In the splint isometric strength exercises can be performed.
After four weeks, full weight bearing is allowed, with intensive physiotherapy and therapeutic exercises done.

Some plan designs of the meniscus:

a,b. Longitudinal tear
c Cartilage tear
d basket-handle tear luxated,
e, f, g. cloth cracks
h Radial tear
i Near joint capsule tear
i suitable for a meniscal repair

a to h are treated by partial removal

Ability to work

Partial meniscectomy:

in the case of office work after a few days
heavy physical labor after about two to four weeks

Meniscal suture:

office work after about two to three weeks
heavy physical labor after about six to eight weeks


Sports Ability

Sports can be resumed, in the absence of additional injuries to articular cartilage, and depending on the age, muscle performance and sport as follows: In the case of partial meniscectomy after two to three weeks, in the case of meniscal repair after about two to three months.


In partial meniscus removal without significant damage to the articular cartilage (stage I and II, see below), good results can be expected in 98 percent of cases.
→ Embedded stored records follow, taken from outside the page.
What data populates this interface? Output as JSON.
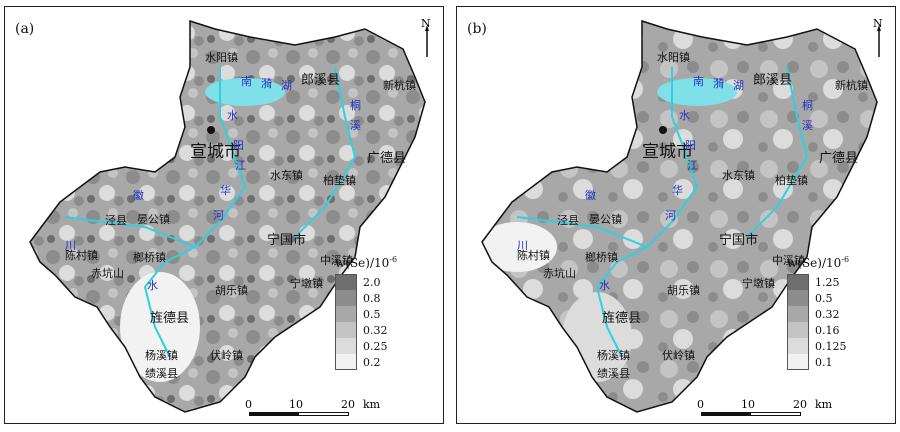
{
  "panels": [
    {
      "id": "a",
      "tag": "(a)",
      "legend": {
        "title": "w(Se)/10",
        "title_exp": "-6",
        "classes": [
          "2.0",
          "0.8",
          "0.5",
          "0.32",
          "0.25",
          "0.2"
        ],
        "colors": [
          "#6e6e6e",
          "#8c8c8c",
          "#a8a8a8",
          "#c4c4c4",
          "#dcdcdc",
          "#f2f2f2"
        ]
      }
    },
    {
      "id": "b",
      "tag": "(b)",
      "legend": {
        "title": "w(Se)/10",
        "title_exp": "-6",
        "classes": [
          "1.25",
          "0.5",
          "0.32",
          "0.16",
          "0.125",
          "0.1"
        ],
        "colors": [
          "#6e6e6e",
          "#8c8c8c",
          "#a8a8a8",
          "#c4c4c4",
          "#dcdcdc",
          "#f2f2f2"
        ]
      }
    }
  ],
  "north_label": "N",
  "scale": {
    "t0": "0",
    "t10": "10",
    "t20": "20",
    "unit": "km"
  },
  "places": {
    "shuiyang": "水阳镇",
    "langxi": "郎溪县",
    "xinhang": "新杭镇",
    "xuancheng": "宣城市",
    "shuidong": "水东镇",
    "guangde": "广德县",
    "baidian": "柏垫镇",
    "jingxian": "泾县",
    "yangong": "晏公镇",
    "ningguo": "宁国市",
    "chencun": "陈村镇",
    "rongqiao": "榔桥镇",
    "chikengshan": "赤坑山",
    "huangle": "胡乐镇",
    "zhongxi": "中溪镇",
    "ningdun": "宁墩镇",
    "jingde": "旌德县",
    "yangxi": "杨溪镇",
    "fuling": "伏岭镇",
    "jixi": "绩溪县"
  },
  "rivers": {
    "nan": "南",
    "yi": "漪",
    "hu": "湖",
    "shui": "水",
    "yang": "阳",
    "jiang": "江",
    "hua": "华",
    "he": "河",
    "tong": "桐",
    "xi": "溪",
    "hui": "徽",
    "chuan": "川",
    "shu": "水"
  }
}
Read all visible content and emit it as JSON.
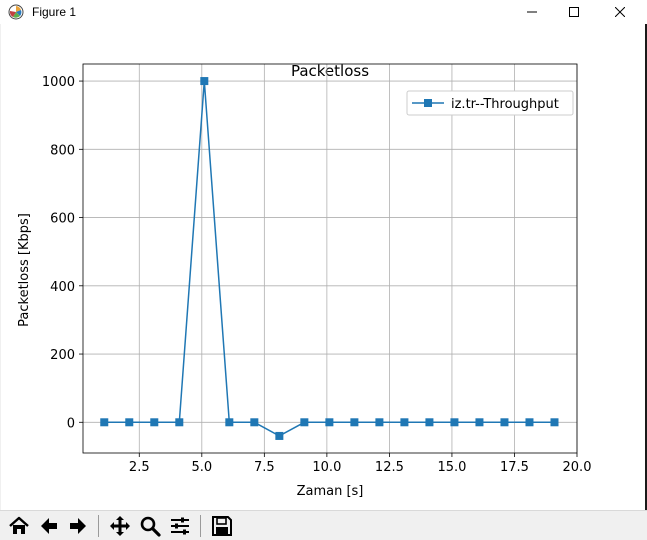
{
  "window": {
    "title": "Figure 1"
  },
  "toolbar": {
    "buttons": [
      "home-icon",
      "back-arrow-icon",
      "forward-arrow-icon",
      "pan-icon",
      "zoom-icon",
      "configure-subplots-icon",
      "save-icon"
    ]
  },
  "chart_data": {
    "type": "line",
    "title": "Packetloss",
    "xlabel": "Zaman [s]",
    "ylabel": "Packetloss [Kbps]",
    "xlim": [
      0.25,
      20.0
    ],
    "ylim": [
      -90,
      1050
    ],
    "xticks": [
      "2.5",
      "5.0",
      "7.5",
      "10.0",
      "12.5",
      "15.0",
      "17.5",
      "20.0"
    ],
    "yticks": [
      "0",
      "200",
      "400",
      "600",
      "800",
      "1000"
    ],
    "xtick_values": [
      2.5,
      5.0,
      7.5,
      10.0,
      12.5,
      15.0,
      17.5,
      20.0
    ],
    "ytick_values": [
      0,
      200,
      400,
      600,
      800,
      1000
    ],
    "grid": true,
    "legend_placement": "top-right",
    "marker": "square",
    "color": "#1f77b4",
    "series": [
      {
        "name": "iz.tr--Throughput",
        "x": [
          1.1,
          2.1,
          3.1,
          4.1,
          5.1,
          6.1,
          7.1,
          8.1,
          9.1,
          10.1,
          11.1,
          12.1,
          13.1,
          14.1,
          15.1,
          16.1,
          17.1,
          18.1,
          19.1
        ],
        "y": [
          0,
          0,
          0,
          0,
          1000,
          0,
          0,
          -40,
          0,
          0,
          0,
          0,
          0,
          0,
          0,
          0,
          0,
          0,
          0
        ]
      }
    ]
  }
}
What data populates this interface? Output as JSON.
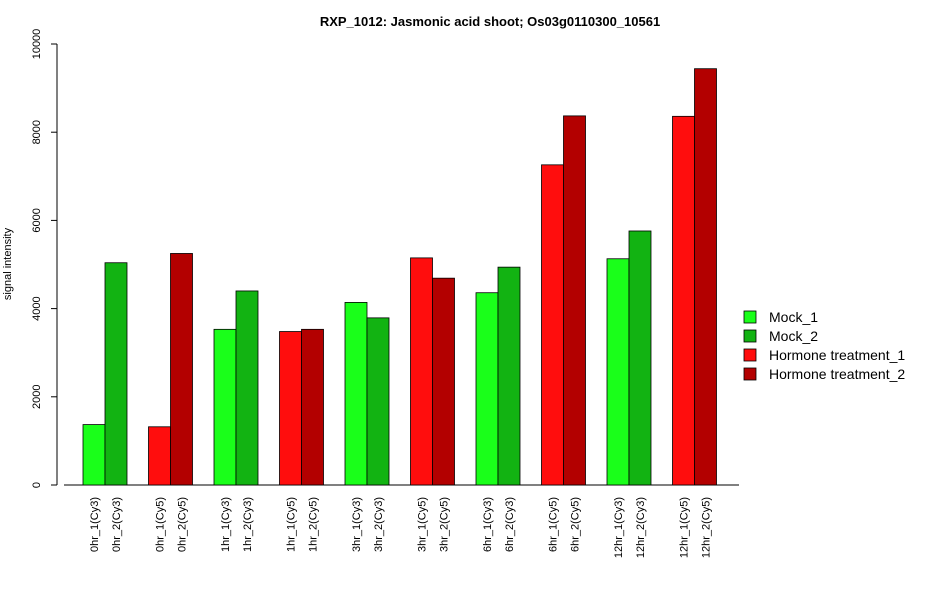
{
  "chart_data": {
    "type": "bar",
    "title": "RXP_1012: Jasmonic acid shoot; Os03g0110300_10561",
    "ylabel": "signal intensity",
    "xlabel": "",
    "ylim": [
      0,
      10000
    ],
    "yticks": [
      0,
      2000,
      4000,
      6000,
      8000,
      10000
    ],
    "grid": false,
    "legend_position": "right",
    "series": [
      {
        "name": "Mock_1",
        "color": "#1aff1a"
      },
      {
        "name": "Mock_2",
        "color": "#12b312"
      },
      {
        "name": "Hormone treatment_1",
        "color": "#ff0d0d"
      },
      {
        "name": "Hormone treatment_2",
        "color": "#b30000"
      }
    ],
    "groups": [
      {
        "bars": [
          {
            "label": "0hr_1(Cy3)",
            "value": 1370,
            "series": 0
          },
          {
            "label": "0hr_2(Cy3)",
            "value": 5040,
            "series": 1
          }
        ]
      },
      {
        "bars": [
          {
            "label": "0hr_1(Cy5)",
            "value": 1320,
            "series": 2
          },
          {
            "label": "0hr_2(Cy5)",
            "value": 5250,
            "series": 3
          }
        ]
      },
      {
        "bars": [
          {
            "label": "1hr_1(Cy3)",
            "value": 3530,
            "series": 0
          },
          {
            "label": "1hr_2(Cy3)",
            "value": 4400,
            "series": 1
          }
        ]
      },
      {
        "bars": [
          {
            "label": "1hr_1(Cy5)",
            "value": 3480,
            "series": 2
          },
          {
            "label": "1hr_2(Cy5)",
            "value": 3530,
            "series": 3
          }
        ]
      },
      {
        "bars": [
          {
            "label": "3hr_1(Cy3)",
            "value": 4140,
            "series": 0
          },
          {
            "label": "3hr_2(Cy3)",
            "value": 3790,
            "series": 1
          }
        ]
      },
      {
        "bars": [
          {
            "label": "3hr_1(Cy5)",
            "value": 5150,
            "series": 2
          },
          {
            "label": "3hr_2(Cy5)",
            "value": 4690,
            "series": 3
          }
        ]
      },
      {
        "bars": [
          {
            "label": "6hr_1(Cy3)",
            "value": 4360,
            "series": 0
          },
          {
            "label": "6hr_2(Cy3)",
            "value": 4940,
            "series": 1
          }
        ]
      },
      {
        "bars": [
          {
            "label": "6hr_1(Cy5)",
            "value": 7260,
            "series": 2
          },
          {
            "label": "6hr_2(Cy5)",
            "value": 8370,
            "series": 3
          }
        ]
      },
      {
        "bars": [
          {
            "label": "12hr_1(Cy3)",
            "value": 5130,
            "series": 0
          },
          {
            "label": "12hr_2(Cy3)",
            "value": 5760,
            "series": 1
          }
        ]
      },
      {
        "bars": [
          {
            "label": "12hr_1(Cy5)",
            "value": 8360,
            "series": 2
          },
          {
            "label": "12hr_2(Cy5)",
            "value": 9440,
            "series": 3
          }
        ]
      }
    ]
  }
}
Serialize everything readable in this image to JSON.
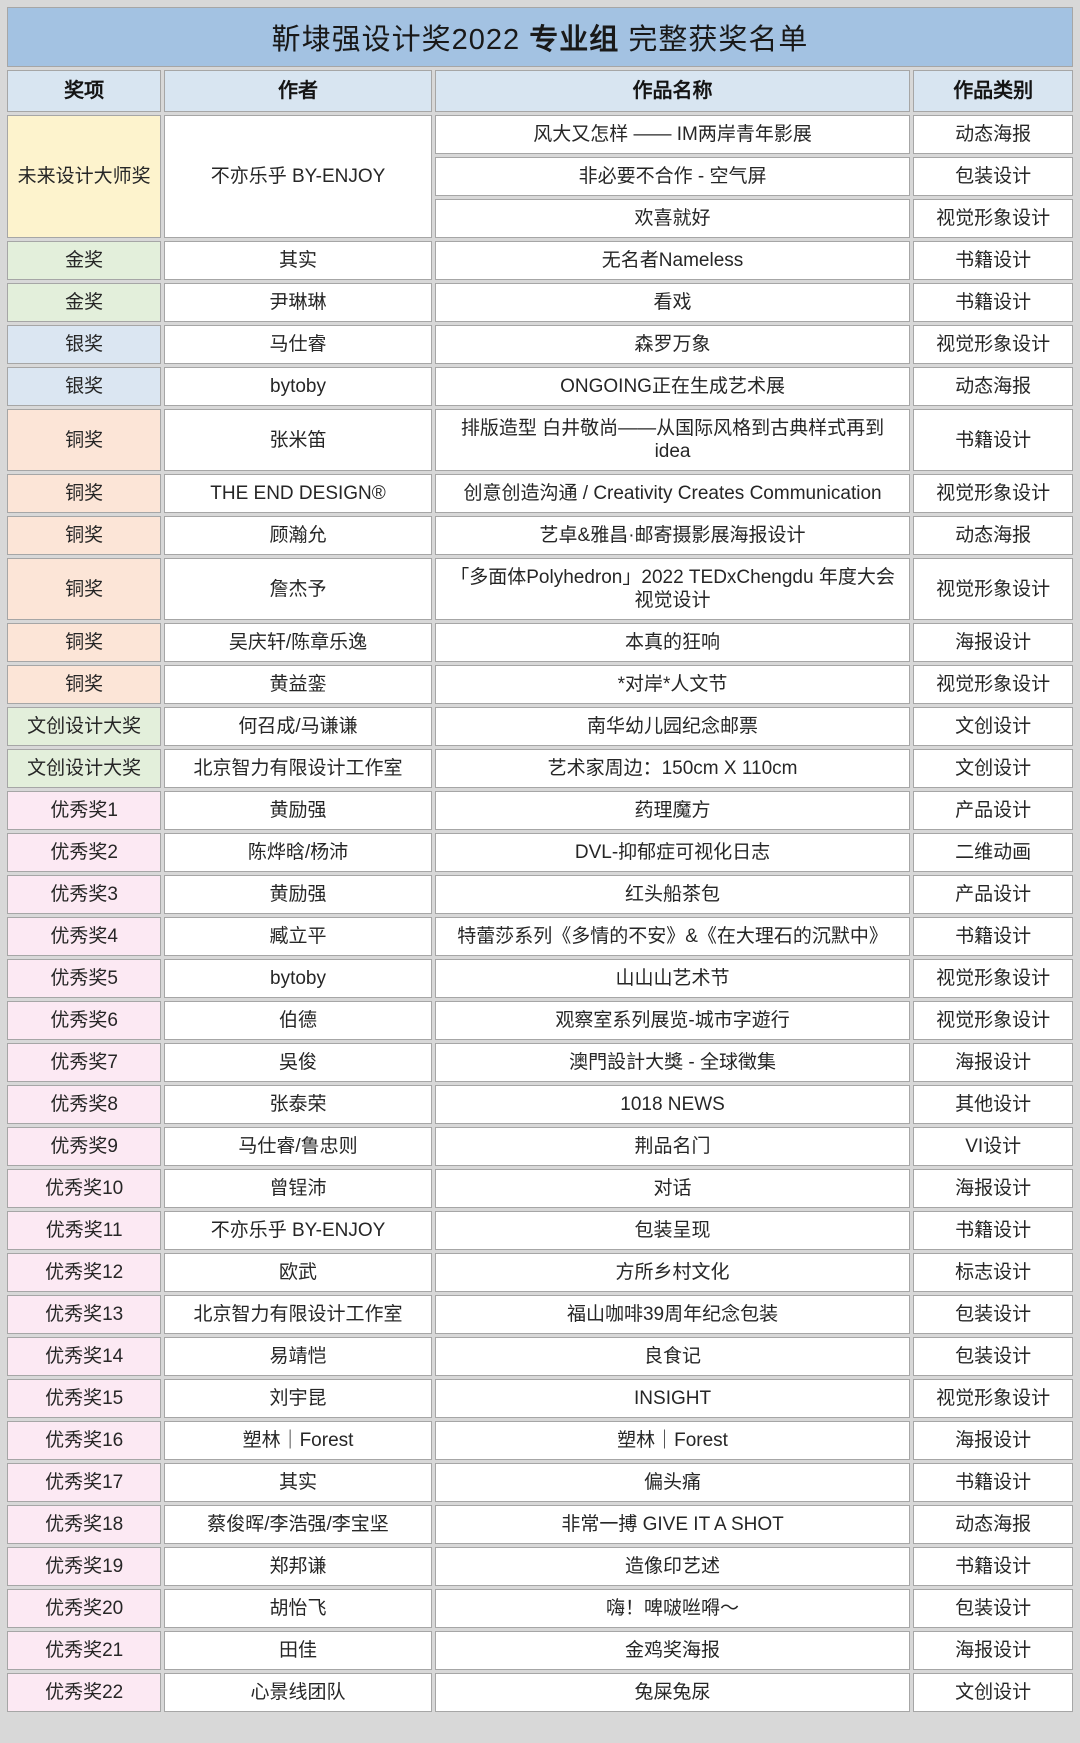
{
  "title": {
    "prefix": "靳埭强设计奖2022 ",
    "bold": "专业组",
    "suffix": " 完整获奖名单"
  },
  "colors": {
    "page_bg": "#d8d8d8",
    "title_bar_bg": "#a3c2e2",
    "header_bg": "#d8e5f1",
    "cell_bg": "#ffffff",
    "border": "#a6a6a6",
    "award_types": {
      "master": "#fdf3cd",
      "gold": "#e3efdb",
      "silver": "#dbe6f2",
      "bronze": "#fce5d7",
      "cultural": "#e3efdb",
      "excellent": "#fce9f3"
    }
  },
  "table": {
    "columns": [
      "奖项",
      "作者",
      "作品名称",
      "作品类别"
    ],
    "rows": [
      {
        "type": "master",
        "award": "未来设计大师奖",
        "span": 3,
        "author": "不亦乐乎 BY-ENJOY",
        "work": "风大又怎样 —— IM两岸青年影展",
        "category": "动态海报"
      },
      {
        "type": "master",
        "work": "非必要不合作 - 空气屏",
        "category": "包装设计"
      },
      {
        "type": "master",
        "work": "欢喜就好",
        "category": "视觉形象设计"
      },
      {
        "type": "gold",
        "award": "金奖",
        "author": "其实",
        "work": "无名者Nameless",
        "category": "书籍设计"
      },
      {
        "type": "gold",
        "award": "金奖",
        "author": "尹琳琳",
        "work": "看戏",
        "category": "书籍设计"
      },
      {
        "type": "silver",
        "award": "银奖",
        "author": "马仕睿",
        "work": "森罗万象",
        "category": "视觉形象设计"
      },
      {
        "type": "silver",
        "award": "银奖",
        "author": "bytoby",
        "work": "ONGOING正在生成艺术展",
        "category": "动态海报"
      },
      {
        "type": "bronze",
        "award": "铜奖",
        "author": "张米笛",
        "work": "排版造型 白井敬尚——从国际风格到古典样式再到idea",
        "category": "书籍设计"
      },
      {
        "type": "bronze",
        "award": "铜奖",
        "author": "THE END DESIGN®",
        "work": "创意创造沟通 / Creativity Creates Communication",
        "category": "视觉形象设计"
      },
      {
        "type": "bronze",
        "award": "铜奖",
        "author": "顾瀚允",
        "work": "艺卓&雅昌·邮寄摄影展海报设计",
        "category": "动态海报"
      },
      {
        "type": "bronze",
        "award": "铜奖",
        "author": "詹杰予",
        "work": "「多面体Polyhedron」2022 TEDxChengdu 年度大会视觉设计",
        "category": "视觉形象设计"
      },
      {
        "type": "bronze",
        "award": "铜奖",
        "author": "吴庆轩/陈章乐逸",
        "work": "本真的狂响",
        "category": "海报设计"
      },
      {
        "type": "bronze",
        "award": "铜奖",
        "author": "黄益銮",
        "work": "*对岸*人文节",
        "category": "视觉形象设计"
      },
      {
        "type": "cultural",
        "award": "文创设计大奖",
        "author": "何召成/马谦谦",
        "work": "南华幼儿园纪念邮票",
        "category": "文创设计"
      },
      {
        "type": "cultural",
        "award": "文创设计大奖",
        "author": "北京智力有限设计工作室",
        "work": "艺术家周边：150cm X 110cm",
        "category": "文创设计"
      },
      {
        "type": "excellent",
        "award": "优秀奖1",
        "author": "黄励强",
        "work": "药理魔方",
        "category": "产品设计"
      },
      {
        "type": "excellent",
        "award": "优秀奖2",
        "author": "陈烨晗/杨沛",
        "work": "DVL-抑郁症可视化日志",
        "category": "二维动画"
      },
      {
        "type": "excellent",
        "award": "优秀奖3",
        "author": "黄励强",
        "work": "红头船茶包",
        "category": "产品设计"
      },
      {
        "type": "excellent",
        "award": "优秀奖4",
        "author": "臧立平",
        "work": "特蕾莎系列《多情的不安》&《在大理石的沉默中》",
        "category": "书籍设计"
      },
      {
        "type": "excellent",
        "award": "优秀奖5",
        "author": "bytoby",
        "work": "山山山艺术节",
        "category": "视觉形象设计"
      },
      {
        "type": "excellent",
        "award": "优秀奖6",
        "author": "伯德",
        "work": "观察室系列展览-城市字遊行",
        "category": "视觉形象设计"
      },
      {
        "type": "excellent",
        "award": "优秀奖7",
        "author": "吳俊",
        "work": "澳門設計大獎 - 全球徵集",
        "category": "海报设计"
      },
      {
        "type": "excellent",
        "award": "优秀奖8",
        "author": "张泰荣",
        "work": "1018 NEWS",
        "category": "其他设计"
      },
      {
        "type": "excellent",
        "award": "优秀奖9",
        "author": "马仕睿/鲁忠则",
        "work": "荆品名门",
        "category": "VI设计"
      },
      {
        "type": "excellent",
        "award": "优秀奖10",
        "author": "曾锃沛",
        "work": "对话",
        "category": "海报设计"
      },
      {
        "type": "excellent",
        "award": "优秀奖11",
        "author": "不亦乐乎 BY-ENJOY",
        "work": "包装呈现",
        "category": "书籍设计"
      },
      {
        "type": "excellent",
        "award": "优秀奖12",
        "author": "欧武",
        "work": "方所乡村文化",
        "category": "标志设计"
      },
      {
        "type": "excellent",
        "award": "优秀奖13",
        "author": "北京智力有限设计工作室",
        "work": "福山咖啡39周年纪念包装",
        "category": "包装设计"
      },
      {
        "type": "excellent",
        "award": "优秀奖14",
        "author": "易靖恺",
        "work": "良食记",
        "category": "包装设计"
      },
      {
        "type": "excellent",
        "award": "优秀奖15",
        "author": "刘宇昆",
        "work": "INSIGHT",
        "category": "视觉形象设计"
      },
      {
        "type": "excellent",
        "award": "优秀奖16",
        "author": "塑林｜Forest",
        "work": "塑林｜Forest",
        "category": "海报设计"
      },
      {
        "type": "excellent",
        "award": "优秀奖17",
        "author": "其实",
        "work": "偏头痛",
        "category": "书籍设计"
      },
      {
        "type": "excellent",
        "award": "优秀奖18",
        "author": "蔡俊晖/李浩强/李宝坚",
        "work": "非常一搏 GIVE IT A SHOT",
        "category": "动态海报"
      },
      {
        "type": "excellent",
        "award": "优秀奖19",
        "author": "郑邦谦",
        "work": "造像印艺述",
        "category": "书籍设计"
      },
      {
        "type": "excellent",
        "award": "优秀奖20",
        "author": "胡怡飞",
        "work": "嗨！啤啵咝嘚～",
        "category": "包装设计"
      },
      {
        "type": "excellent",
        "award": "优秀奖21",
        "author": "田佳",
        "work": "金鸡奖海报",
        "category": "海报设计"
      },
      {
        "type": "excellent",
        "award": "优秀奖22",
        "author": "心景线团队",
        "work": "兔屎兔尿",
        "category": "文创设计"
      }
    ]
  }
}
The introduction of high-frequency surgery succeeded in improving the success rate. In the case of meniscal sutures, about 92 percent of the cases are getting good results.

Patients with severe cartilage damage can demonstrate a poorer success rate, however, this is independent of the meniscus surgery.


In about 5 percent of cases postoperative joint effusions occur, that do indeed need an aspiration, but do not adversely affect the end result.
Other complications occur in the following percentages:
Infections in 0.08 percent, thrombosis in 1.6 percent, pulmonary embolism in 0.02 percent of the cases.
In 10 percent of meniscal suture cases sensory disturbances occur below the knee joint, which disappear usually after one to two years.